A grande pauta do mundo da tecnologia atualmente é como a escassez contínua de memória RAM (apelidada de “RAMageddon” ou “RAMpocalipse”) causou aumentos massivos nos custos de hardware. Até agora, a explicação oficial era que essa falta de componentes havia sido impulsionada pela construção desenfreada de data centers para Inteligência Artificial.
No entanto, uma nova ação judicial coletiva promete mudar essa narrativa. O processo (Garciaguirre et al. v. Samsung Electronics Co., Ltd., et al.) acusa as fabricantes Samsung, SK Hynix e Micron de explorarem as condições do mercado para inflacionar os preços artificialmente.
O domínio do mercado e o aumento de 700%
A memória DRAM é essencial para praticamente qualquer dispositivo computacional moderno. O grande problema é que a Samsung, a SK Hynix e a Micron respondem por mais de 90% da receita global de DRAM.

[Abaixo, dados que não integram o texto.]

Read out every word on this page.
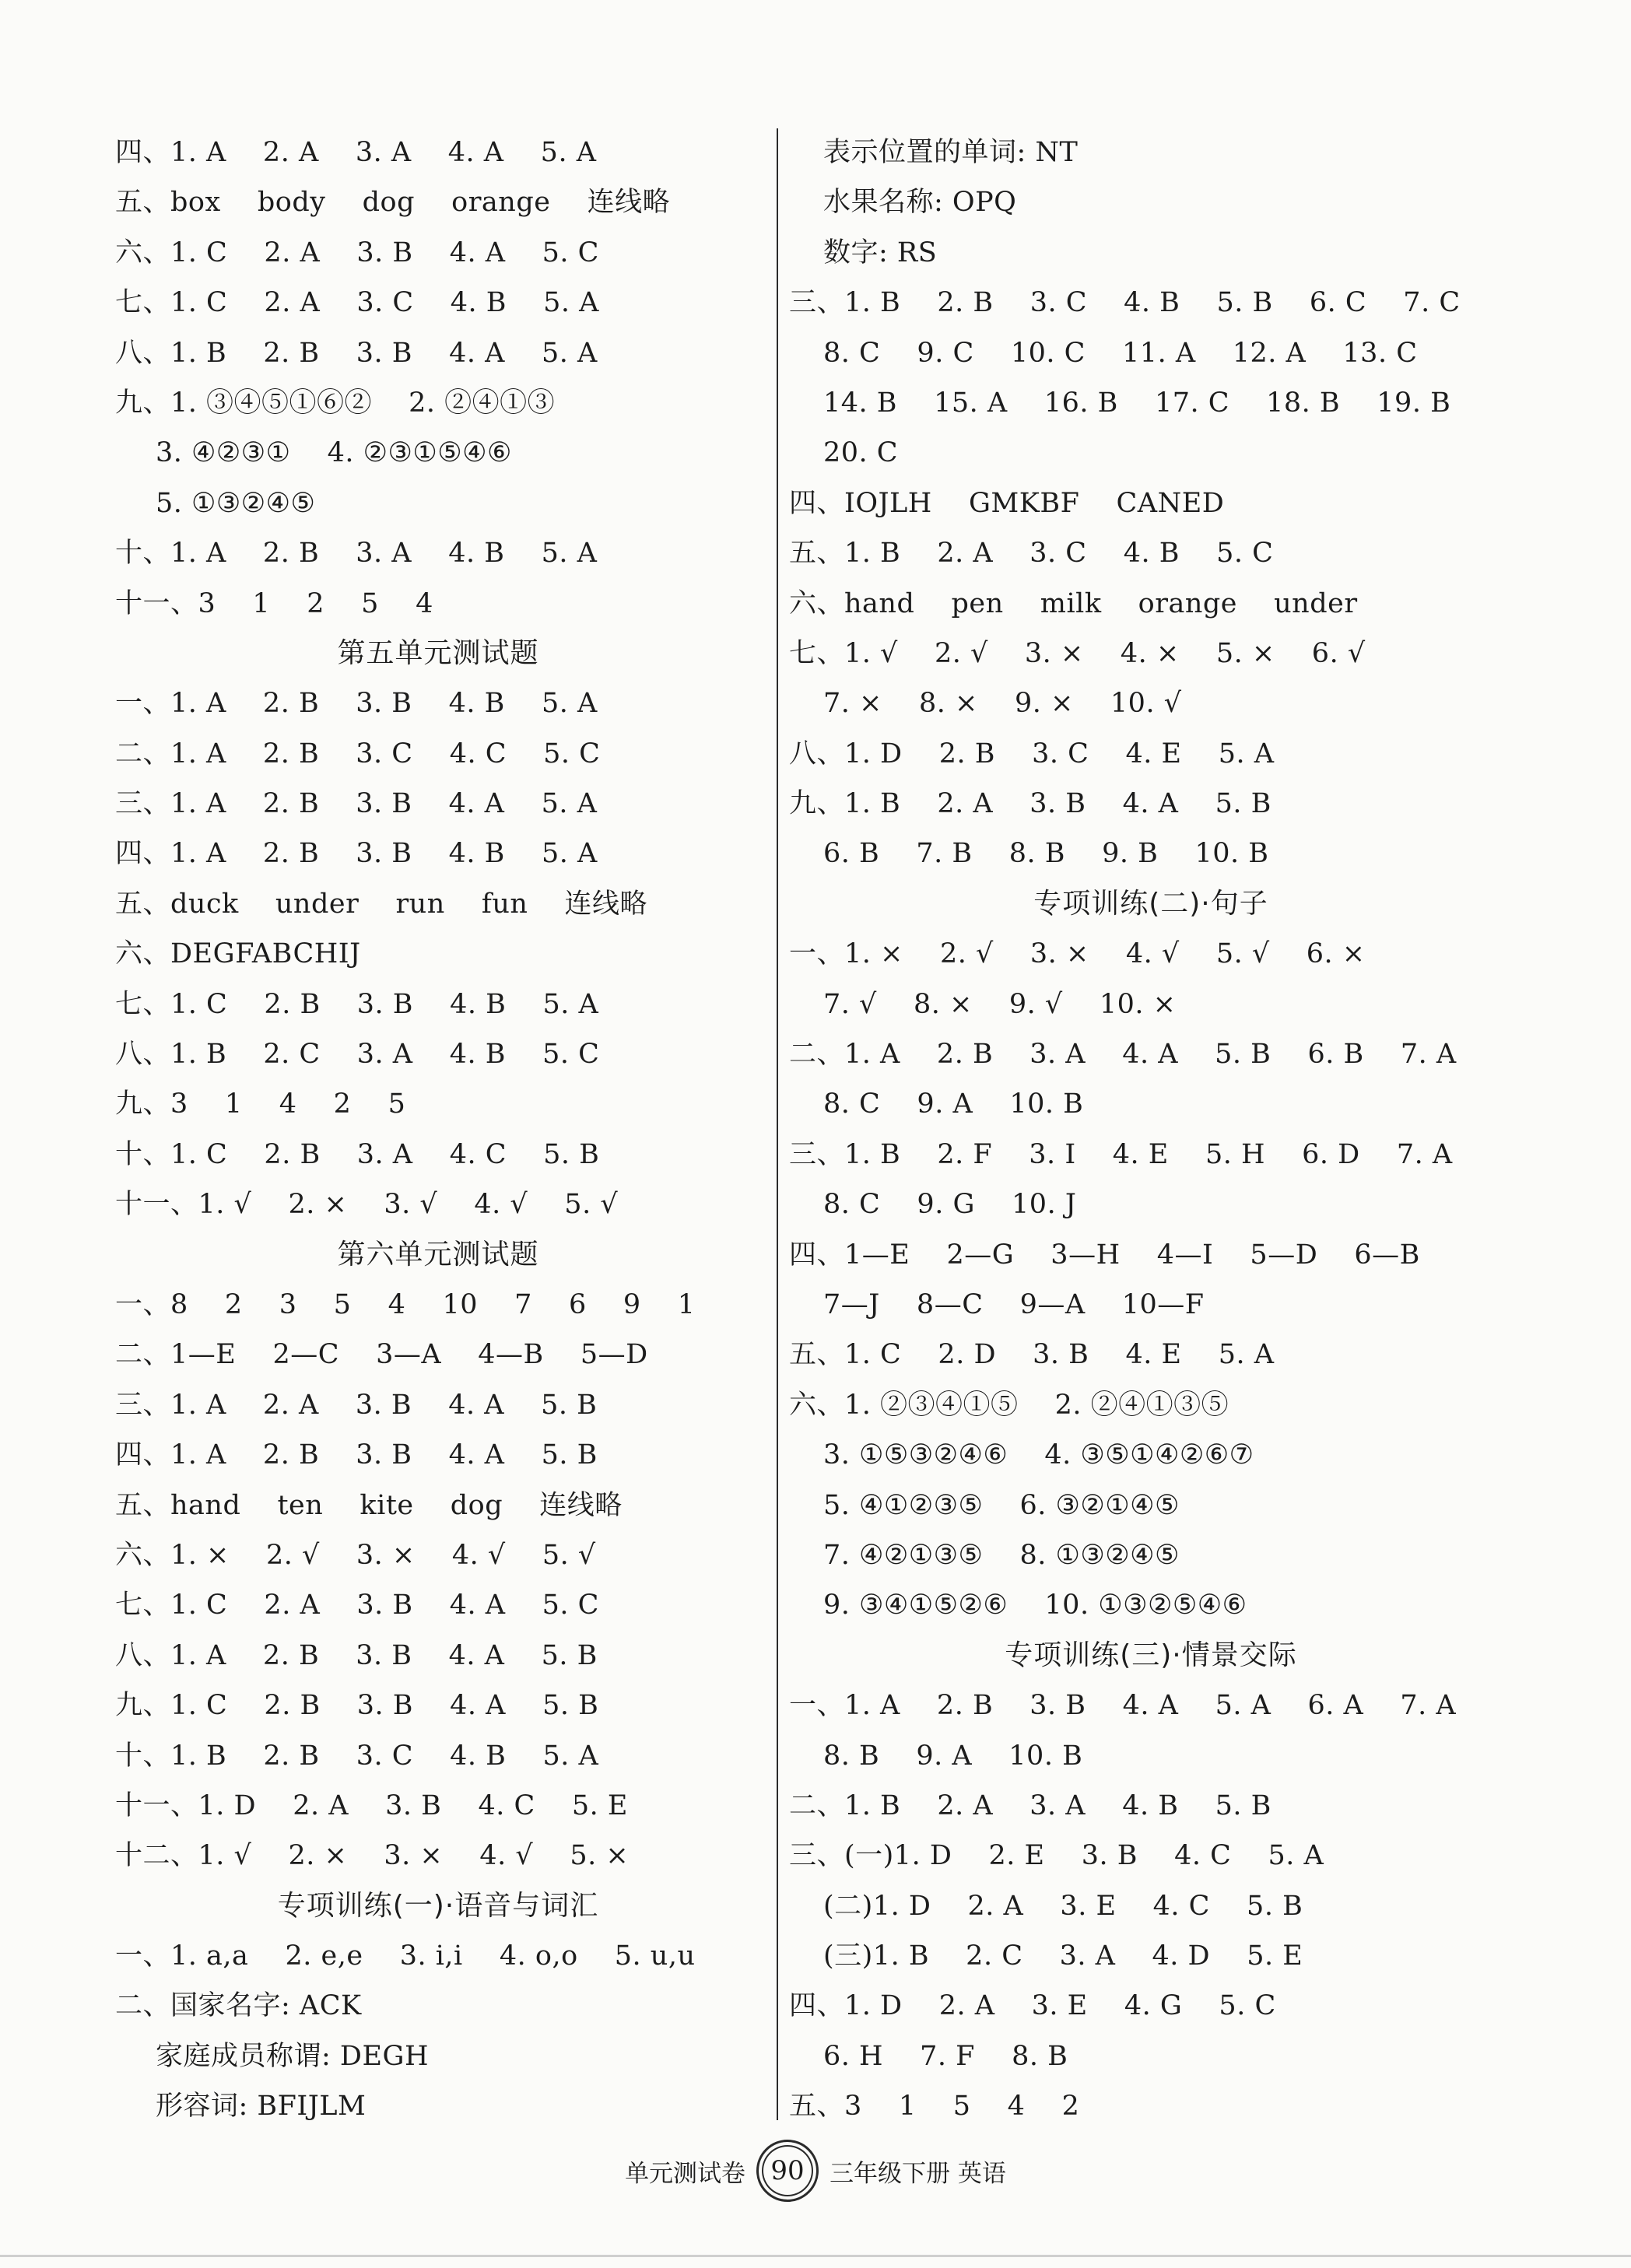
四、1. A　 2. A　 3. A　 4. A　 5. A
五、box　 body　 dog　 orange　 连线略
六、1. C　 2. A　 3. B　 4. A　 5. C
七、1. C　 2. A　 3. C　 4. B　 5. A
八、1. B　 2. B　 3. B　 4. A　 5. A
九、1. ③④⑤①⑥②　 2. ②④①③
3. ④②③①　 4. ②③①⑤④⑥
5. ①③②④⑤
十、1. A　 2. B　 3. A　 4. B　 5. A
十一、3　 1　 2　 5　 4
第五单元测试题
一、1. A　 2. B　 3. B　 4. B　 5. A
二、1. A　 2. B　 3. C　 4. C　 5. C
三、1. A　 2. B　 3. B　 4. A　 5. A
四、1. A　 2. B　 3. B　 4. B　 5. A
五、duck　 under　 run　 fun　 连线略
六、DEGFABCHIJ
七、1. C　 2. B　 3. B　 4. B　 5. A
八、1. B　 2. C　 3. A　 4. B　 5. C
九、3　 1　 4　 2　 5
十、1. C　 2. B　 3. A　 4. C　 5. B
十一、1. √　 2. ×　 3. √　 4. √　 5. √
第六单元测试题
一、8　 2　 3　 5　 4　 10　 7　 6　 9　 1
二、1—E　 2—C　 3—A　 4—B　 5—D
三、1. A　 2. A　 3. B　 4. A　 5. B
四、1. A　 2. B　 3. B　 4. A　 5. B
五、hand　 ten　 kite　 dog　 连线略
六、1. ×　 2. √　 3. ×　 4. √　 5. √
七、1. C　 2. A　 3. B　 4. A　 5. C
八、1. A　 2. B　 3. B　 4. A　 5. B
九、1. C　 2. B　 3. B　 4. A　 5. B
十、1. B　 2. B　 3. C　 4. B　 5. A
十一、1. D　 2. A　 3. B　 4. C　 5. E
十二、1. √　 2. ×　 3. ×　 4. √　 5. ×
专项训练(一)·语音与词汇
一、1. a,a　 2. e,e　 3. i,i　 4. o,o　 5. u,u
二、国家名字: ACK
家庭成员称谓: DEGH
形容词: BFIJLM
表示位置的单词: NT
水果名称: OPQ
数字: RS
三、1. B　 2. B　 3. C　 4. B　 5. B　 6. C　 7. C
8. C　 9. C　 10. C　 11. A　 12. A　 13. C
14. B　 15. A　 16. B　 17. C　 18. B　 19. B
20. C
四、IOJLH　 GMKBF　 CANED
五、1. B　 2. A　 3. C　 4. B　 5. C
六、hand　 pen　 milk　 orange　 under
七、1. √　 2. √　 3. ×　 4. ×　 5. ×　 6. √
7. ×　 8. ×　 9. ×　 10. √
八、1. D　 2. B　 3. C　 4. E　 5. A
九、1. B　 2. A　 3. B　 4. A　 5. B
6. B　 7. B　 8. B　 9. B　 10. B
专项训练(二)·句子
一、1. ×　 2. √　 3. ×　 4. √　 5. √　 6. ×
7. √　 8. ×　 9. √　 10. ×
二、1. A　 2. B　 3. A　 4. A　 5. B　 6. B　 7. A
8. C　 9. A　 10. B
三、1. B　 2. F　 3. I　 4. E　 5. H　 6. D　 7. A
8. C　 9. G　 10. J
四、1—E　 2—G　 3—H　 4—I　 5—D　 6—B
7—J　 8—C　 9—A　 10—F
五、1. C　 2. D　 3. B　 4. E　 5. A
六、1. ②③④①⑤　 2. ②④①③⑤
3. ①⑤③②④⑥　 4. ③⑤①④②⑥⑦
5. ④①②③⑤　 6. ③②①④⑤
7. ④②①③⑤　 8. ①③②④⑤
9. ③④①⑤②⑥　 10. ①③②⑤④⑥
专项训练(三)·情景交际
一、1. A　 2. B　 3. B　 4. A　 5. A　 6. A　 7. A
8. B　 9. A　 10. B
二、1. B　 2. A　 3. A　 4. B　 5. B
三、(一)1. D　 2. E　 3. B　 4. C　 5. A
(二)1. D　 2. A　 3. E　 4. C　 5. B
(三)1. B　 2. C　 3. A　 4. D　 5. E
四、1. D　 2. A　 3. E　 4. G　 5. C
6. H　 7. F　 8. B
五、3　 1　 5　 4　 2
单元测试卷 90	三年级下册 英语
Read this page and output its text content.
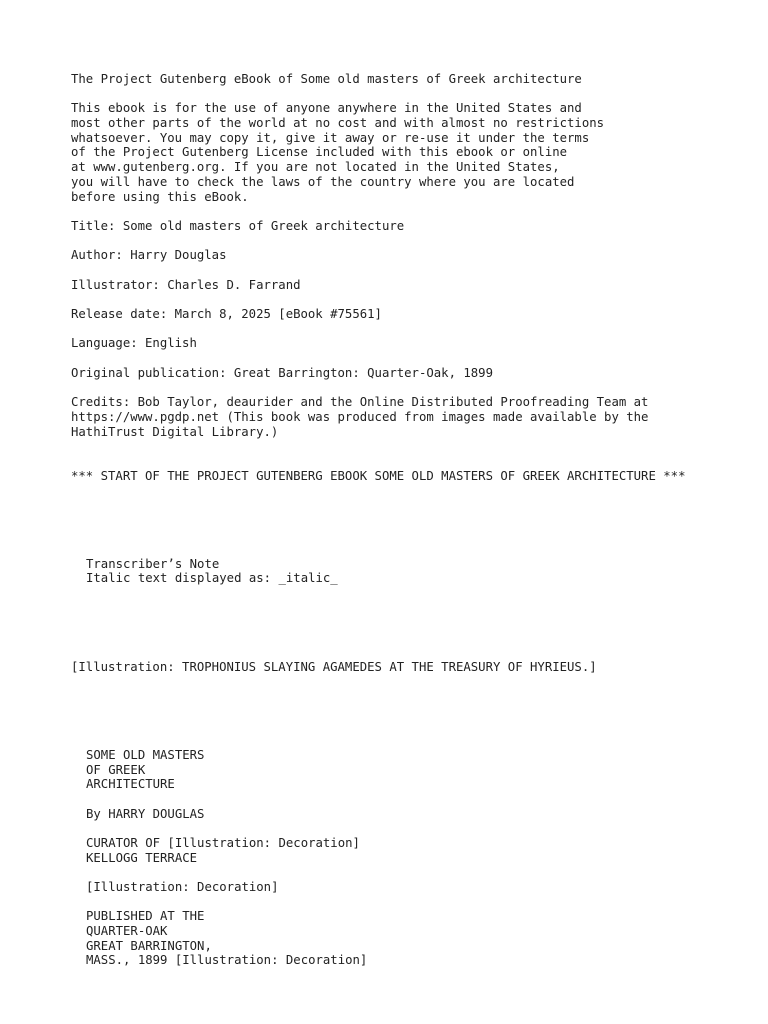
The Project Gutenberg eBook of Some old masters of Greek architecture
This ebook is for the use of anyone anywhere in the United States and
most other parts of the world at no cost and with almost no restrictions
whatsoever. You may copy it, give it away or re-use it under the terms
of the Project Gutenberg License included with this ebook or online
at www.gutenberg.org. If you are not located in the United States,
you will have to check the laws of the country where you are located
before using this eBook.
Title: Some old masters of Greek architecture
Author: Harry Douglas
Illustrator: Charles D. Farrand
Release date: March 8, 2025 [eBook #75561]
Language: English
Original publication: Great Barrington: Quarter-Oak, 1899
Credits: Bob Taylor, deaurider and the Online Distributed Proofreading Team at
https://www.pgdp.net (This book was produced from images made available by the
HathiTrust Digital Library.)
*** START OF THE PROJECT GUTENBERG EBOOK SOME OLD MASTERS OF GREEK ARCHITECTURE ***
Transcriber’s Note
Italic text displayed as: _italic_
[Illustration: TROPHONIUS SLAYING AGAMEDES AT THE TREASURY OF HYRIEUS.]
SOME OLD MASTERS
OF GREEK
ARCHITECTURE
By HARRY DOUGLAS
CURATOR OF [Illustration: Decoration]
KELLOGG TERRACE
[Illustration: Decoration]
PUBLISHED AT THE
QUARTER-OAK
GREAT BARRINGTON,
MASS., 1899 [Illustration: Decoration]
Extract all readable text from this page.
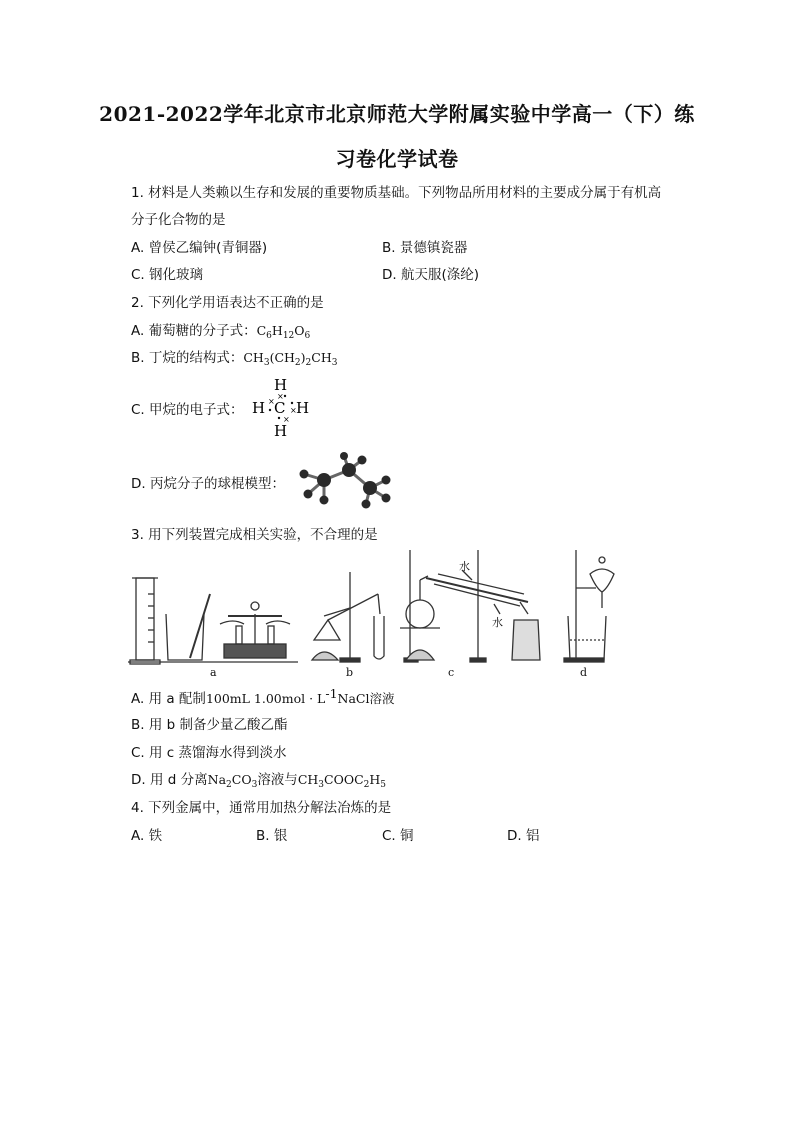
2021-2022学年北京市北京师范大学附属实验中学高一（下）练
习卷化学试卷
1. 材料是人类赖以生存和发展的重要物质基础。下列物品所用材料的主要成分属于有机高
分子化合物的是
A. 曾侯乙编钟(青铜器)	B. 景德镇瓷器
C. 钢化玻璃	D. 航天服(涤纶)
2. 下列化学用语表达不正确的是
A. 葡萄糖的分子式：$C_6H_{12}O_6$
B. 丁烷的结构式：$CH_3(CH_2)_2CH_3$
C. 甲烷的电子式：
H
H C H
H
×
×
×
×
D. 丙烷分子的球棍模型：
3. 用下列装置完成相关实验，不合理的是
a	b	c	d
水
水
A. 用 a 配制100mL $1.00mol \cdot L^{-1}NaCl$溶液
B. 用 b 制备少量乙酸乙酯
C. 用 c 蒸馏海水得到淡水
D. 用 d 分离$Na_2CO_3$溶液与$CH_3COOC_2H_5$
4. 下列金属中，通常用加热分解法冶炼的是
A. 铁	B. 银	C. 铜	D. 铝
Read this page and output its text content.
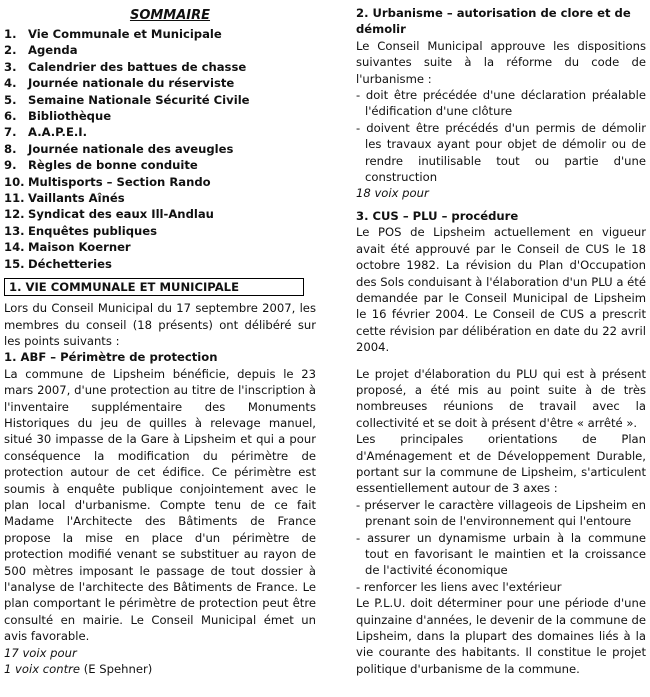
SOMMAIRE
1. Vie Communale et Municipale
2. Agenda
3. Calendrier des battues de chasse
4. Journée nationale du réserviste
5. Semaine Nationale Sécurité Civile
6. Bibliothèque
7. A.A.P.E.I.
8. Journée nationale des aveugles
9. Règles de bonne conduite
10. Multisports – Section Rando
11. Vaillants Aînés
12. Syndicat des eaux Ill-Andlau
13. Enquêtes publiques
14. Maison Koerner
15. Déchetteries
1. VIE COMMUNALE ET MUNICIPALE

Lors du Conseil Municipal du 17 septembre 2007, les membres du conseil (18 présents) ont délibéré sur les points suivants :

1. ABF – Périmètre de protection

La commune de Lipsheim bénéficie, depuis le 23 mars 2007, d'une protection au titre de l'inscription à l'inventaire supplémentaire des Monuments Historiques du jeu de quilles à relevage manuel, situé 30 impasse de la Gare à Lipsheim et qui a pour conséquence la modification du périmètre de protection autour de cet édifice. Ce périmètre est soumis à enquête publique conjointement avec le plan local d'urbanisme. Compte tenu de ce fait Madame l'Architecte des Bâtiments de France propose la mise en place d'un périmètre de protection modifié venant se substituer au rayon de 500 mètres imposant le passage de tout dossier à l'analyse de l'architecte des Bâtiments de France. Le plan comportant le périmètre de protection peut être consulté en mairie. Le Conseil Municipal émet un avis favorable.

17 voix pour

1 voix contre (E Spehner)

2. Urbanisme – autorisation de clore et de démolir

Le Conseil Municipal approuve les dispositions suivantes suite à la réforme du code de l'urbanisme :

- doit être précédée d'une déclaration préalable l'édification d'une clôture

- doivent être précédés d'un permis de démolir les travaux ayant pour objet de démolir ou de rendre inutilisable tout ou partie d'une construction

18 voix pour

3. CUS – PLU – procédure

Le POS de Lipsheim actuellement en vigueur avait été approuvé par le Conseil de CUS le 18 octobre 1982. La révision du Plan d'Occupation des Sols conduisant à l'élaboration d'un PLU a été demandée par le Conseil Municipal de Lipsheim le 16 février 2004. Le Conseil de CUS a prescrit cette révision par délibération en date du 22 avril 2004.

Le projet d'élaboration du PLU qui est à présent proposé, a été mis au point suite à de très nombreuses réunions de travail avec la collectivité et se doit à présent d'être « arrêté ».

Les principales orientations de Plan d'Aménagement et de Développement Durable, portant sur la commune de Lipsheim, s'articulent essentiellement autour de 3 axes :

- préserver le caractère villageois de Lipsheim en prenant soin de l'environnement qui l'entoure

- assurer un dynamisme urbain à la commune tout en favorisant le maintien et la croissance de l'activité économique

- renforcer les liens avec l'extérieur

Le P.L.U. doit déterminer pour une période d'une quinzaine d'années, le devenir de la commune de Lipsheim, dans la plupart des domaines liés à la vie courante des habitants. Il constitue le projet politique d'urbanisme de la commune.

A ação coletiva, movida por 14 indivíduos e três empresas, acusa as três companhias de conspirarem para fixar os preços e a oferta de memórias DDR3 e DDR4. Segundo o documento, as empresas se envolveram em condutas que “não fariam sentido econômico sem um conluio” e que elevaram o preço da DRAM convencional em aproximadamente 700% em um período de quatro anos.
A lógica por trás do esquema funcionaria da seguinte forma:
- Apesar da demanda altíssima por DRAM, as três empresas reduziram a produção desse componente.
- O foco foi desviado para a Memória de Alta Largura de Banda (HBM), que é usada em data centers de IA, mas que geralmente é menos lucrativa.
- A diminuição proposital na produção da DRAM causou uma escassez artificial.
- Essa escassez permitiu a remarcação absurda dos preços para os compradores de DRAM, encarecendo todos os eletrônicos.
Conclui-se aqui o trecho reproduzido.